Publié le:  20 août 2004

Témoignage présenté par Paul Pelchat à l’occasion des funérailles de tante Nise,

Soeur Bérénice Bégin, Soeur Marie-Madeleine de Pazzi des Sœurs Missionnaires Oblates

Qui aurait pu dire qu`aujoud`hui, au coeur de notre beau pays, une douzaine de membres de la famille de Joseph et Exélia Bégin allaient se joindre à la grande famille des Soeurs Missionnaires Oblates pour dire au revoir à Sr Marie-Madeleine de Pazzi?

Qui était Soeur Marie-Madeleine de Pazzi? Celle que nous avons toujours appelé affectueusement : tante Nise. Qui était-elle pour nous? La huitième enfant d'une famille de seize, elle était tout autant à l'aise avec les plus vieux comme avec les plus jeunes. Au delà de son rire contagieux et de son sourire aimable, nous l'avons tous aimée, cette femme de caractère fort, pas têtue, mais tenace.

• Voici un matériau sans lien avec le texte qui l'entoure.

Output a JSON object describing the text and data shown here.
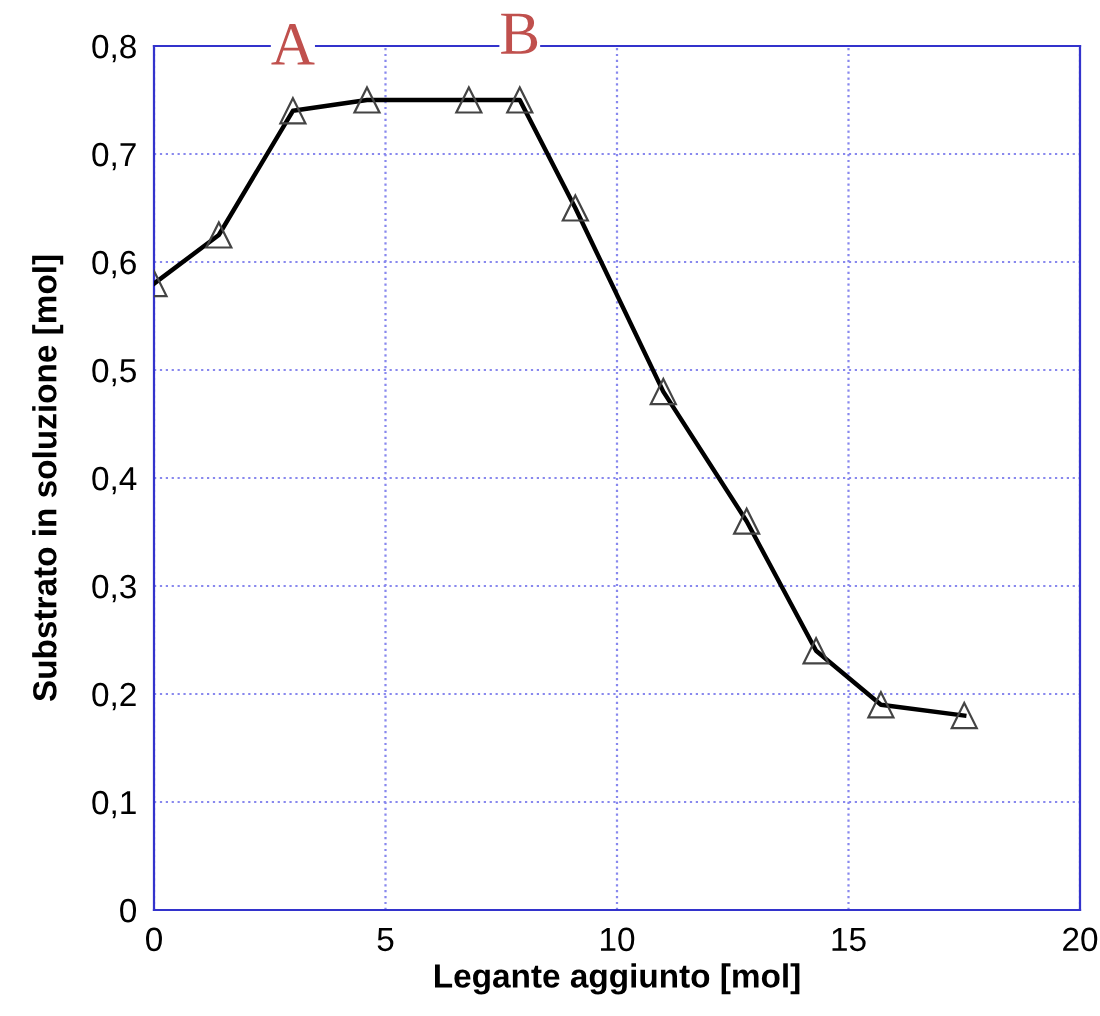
{
  "chart_data": {
    "type": "line",
    "xlabel": "Legante aggiunto [mol]",
    "ylabel": "Substrato in soluzione [mol]",
    "x": [
      0,
      1.4,
      3.0,
      4.6,
      6.8,
      7.9,
      9.1,
      11.0,
      12.8,
      14.3,
      15.7,
      17.5
    ],
    "series": [
      {
        "color": "#000000",
        "values": [
          0.58,
          0.625,
          0.74,
          0.75,
          0.75,
          0.75,
          0.65,
          0.48,
          0.36,
          0.24,
          0.19,
          0.18
        ]
      }
    ],
    "marker": "triangle",
    "grid": true,
    "xlim": [
      0,
      20
    ],
    "xticks": [
      0,
      5,
      10,
      15,
      20
    ],
    "ylim": [
      0,
      0.8
    ],
    "yticks": [
      0,
      {
        "value": 0.1,
        "label": "0,1"
      },
      {
        "value": 0.2,
        "label": "0,2"
      },
      {
        "value": 0.3,
        "label": "0,3"
      },
      {
        "value": 0.4,
        "label": "0,4"
      },
      {
        "value": 0.5,
        "label": "0,5"
      },
      {
        "value": 0.6,
        "label": "0,6"
      },
      {
        "value": 0.7,
        "label": "0,7"
      },
      {
        "value": 0.8,
        "label": "0,8"
      }
    ],
    "annotations": [
      {
        "text": "A",
        "x": 3.0,
        "y": 0.74
      },
      {
        "text": "B",
        "x": 7.9,
        "y": 0.75
      }
    ]
  }
}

Elle est née à Breakeyville le 4 avril 1916. Après 23 années au Québec, elle a parcouru les trois belles provinces de l'ouest pendant plus de soixante ans en louant le Seigneur et elle a été fidèle à ses deux grandes familles: ses frères et soeurs et les Soeurs Missionaires Oblates. Aujourd'hui, c'est un réel réconfort de voir deux de ses soeurs, Gertrude et Victorine et neuf de ses neveux et nièces entourés de sa grande famille Oblate.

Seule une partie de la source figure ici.